Véto sur les armes chimiques, sauf celles américaines
L'intellectuel et journaliste italien Massimo Fini met une nouvelle fois en évidence, à travers l'épisode des "traces d'utilisation de gaz sarin" découvertes en Syrie, la politique du "deux poids, deux mesures" exercée par Barack Obama en matière d'armements que les Etats-Unis "autorisent" ou pas, en fonction de qui les détient. Et comme le détaille M. Fini, ce n'est certainement pas la très atlantiste ministre italienne des Affaires étrangères, Emma Bonino, tout juste nommée par Enrico Letta qui dénoncera cette nouvelle manifestation de l'arrogance impérialiste US.
par Massimo Fini, sur Il Fatto Quotidiano, le 4 mai 2013
Le Renseignement américain a affirmé avoir trouvé dans la région d’Alep en Syrie les traces de l’utilisation d’armes chimiques (gaz sarin), en attribuant l’usage à Assad. Obama avait déclaré voilà un mois que si Assad franchissait la « ligne rouge », autrement dit, s’il utilisait des armes chimiques, « les USA interviendraient militairement ». Récemment, Obama s’est fait plus prudent (« le cadre reste encore incomplet »), se remémorant sans doute la piètre figure faite par les USA qui, lors de l’invasion de l’Irak, soutenaient que Saddam Hussein détenait des « armes de destruction massive », et qui furent contraints d’admettre, après avoir fouillé le pays de fond en comble, que d’armes de destruction massive, il ne se trouvait pas trace en Irak. Une « piètre figure » qui a coûté aux Irakiens la bagatelle de 650 à 750 000 morts selon un calcul assez simple fait par un journal anglais de médecine qui a comparé le nombre de décès durant les années Saddam avec celui des années d’occupation. Et cela se poursuit, car une fois abattu l’homme fort, une véritable guerre civile s’est déchainée entre chiites et sunnites avec à la clef des dizaines de morts chaque jour, dont la presse occidentale ne parle jamais.
Mais ce que j’aimerais comprendre, c’est d’où vient exactement cette autorité morale des États-Unis qui se permettent de tracer des « lignes rouges » sur l’utilisation d’armes chimiques. Ce sont pourtant eux qui, en 1985, en fournirent à Saddam alors au pouvoir dans sa lutte contre les Iraniens, et par la suite contre les Kurdes. Une mission à laquelle le « Raïs », une fois la guerre contre l’Iran terminée, se consacra avec diligence en gazant le même jour 5000 Kurdes appartenant au même village, et qui l'avait également fait, avec un peu plus de mesure cependant, sur les soldats iraniens auxquels l’Ayatollah Khomeini avait d’ailleurs interdit l’usage de telles armes, car contraires à la morale du Coran, de la même façon que le Mollah Omar avait, en 1998, interdit l’usage d’armes antipersonnelles.
Lors de la guerre contre la Serbie, les USA utilisèrent des bombes à l’uranium appauvri. Plus de 50 soldats italiens en subirent les séquelles, et contractèrent des leucémies. Ils avaient pourtant pris les précautions d’usage. On imagine facilement l’effet de cet « uranium appauvri » sur les civils serbes et surtout sur les enfants qui évoluent à 1 m du sol et sont habitués à toucher à tout (mais le nombre de ces victimes, prudemment, n’a jamais été divulgué).
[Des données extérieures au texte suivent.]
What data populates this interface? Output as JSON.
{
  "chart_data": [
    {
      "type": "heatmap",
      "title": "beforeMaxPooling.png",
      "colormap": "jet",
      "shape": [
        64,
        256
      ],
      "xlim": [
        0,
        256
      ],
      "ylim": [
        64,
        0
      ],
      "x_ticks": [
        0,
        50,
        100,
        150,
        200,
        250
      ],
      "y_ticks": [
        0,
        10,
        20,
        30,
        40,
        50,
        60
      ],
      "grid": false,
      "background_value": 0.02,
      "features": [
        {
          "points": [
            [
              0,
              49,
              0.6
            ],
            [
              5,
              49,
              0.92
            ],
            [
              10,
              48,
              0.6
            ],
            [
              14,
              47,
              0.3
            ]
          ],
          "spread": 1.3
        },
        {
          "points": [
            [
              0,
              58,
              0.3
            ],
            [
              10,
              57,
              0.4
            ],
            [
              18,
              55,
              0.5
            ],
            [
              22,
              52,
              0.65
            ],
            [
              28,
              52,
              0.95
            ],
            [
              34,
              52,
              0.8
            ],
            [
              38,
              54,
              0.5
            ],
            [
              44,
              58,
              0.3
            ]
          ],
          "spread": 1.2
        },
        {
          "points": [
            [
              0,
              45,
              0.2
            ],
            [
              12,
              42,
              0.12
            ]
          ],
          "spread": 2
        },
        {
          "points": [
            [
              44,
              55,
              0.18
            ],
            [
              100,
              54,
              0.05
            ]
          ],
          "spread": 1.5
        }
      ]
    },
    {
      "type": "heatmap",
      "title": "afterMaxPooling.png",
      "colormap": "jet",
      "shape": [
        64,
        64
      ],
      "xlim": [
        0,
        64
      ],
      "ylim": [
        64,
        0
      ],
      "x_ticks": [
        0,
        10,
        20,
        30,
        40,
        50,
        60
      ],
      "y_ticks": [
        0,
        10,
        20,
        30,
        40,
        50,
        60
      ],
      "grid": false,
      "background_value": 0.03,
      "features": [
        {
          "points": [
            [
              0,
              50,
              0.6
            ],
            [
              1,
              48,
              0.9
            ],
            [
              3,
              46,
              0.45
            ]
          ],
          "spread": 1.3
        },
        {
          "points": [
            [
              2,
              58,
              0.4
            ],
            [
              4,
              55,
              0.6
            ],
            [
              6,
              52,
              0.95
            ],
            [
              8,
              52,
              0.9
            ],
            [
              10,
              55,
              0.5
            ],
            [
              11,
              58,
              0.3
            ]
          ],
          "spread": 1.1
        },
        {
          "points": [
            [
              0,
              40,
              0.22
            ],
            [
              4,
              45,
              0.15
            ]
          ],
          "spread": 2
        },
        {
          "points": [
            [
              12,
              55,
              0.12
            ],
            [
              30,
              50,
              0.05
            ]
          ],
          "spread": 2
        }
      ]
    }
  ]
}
En 2001, pour capturer Ben Laden, les Américains noyèrent les montagnes d’Afghanistan sous les bombes à l’uranium (ce qui revient à essayer de tuer un moustique avec un boulet de canon), et le ministre de la Défense Donald Rumsfeld avait déclaré que « pour chasser les terroristes, nous utiliserons aussi des gaz toxiques et des armes chimiques. » On en voit les résultats aujourd’hui. Un paysan afghan, dénommé Sadizay, raconte : « Un raid de l’OTAN a détruit ma maison, tué ma femme et trois de mes fils. Mais quand j’ai vu naitre mon neveu sans bras et sans jambes, alors j’ai compris que les Américains nous avaient volé jusqu’à notre futur. »
Avec la nouvelle ministre italienne des Affaires étrangères, la « non violente » va-t-en-guerre Emma Bonino, peut-être éviterons-nous d’envoyer des troupes italiennes en Syrie, mais ce qui est sûr, c’est que nous les laisserons en Afghanistan, dans ce qui est à ce jour la plus infâme des guerres du 3e millénaire.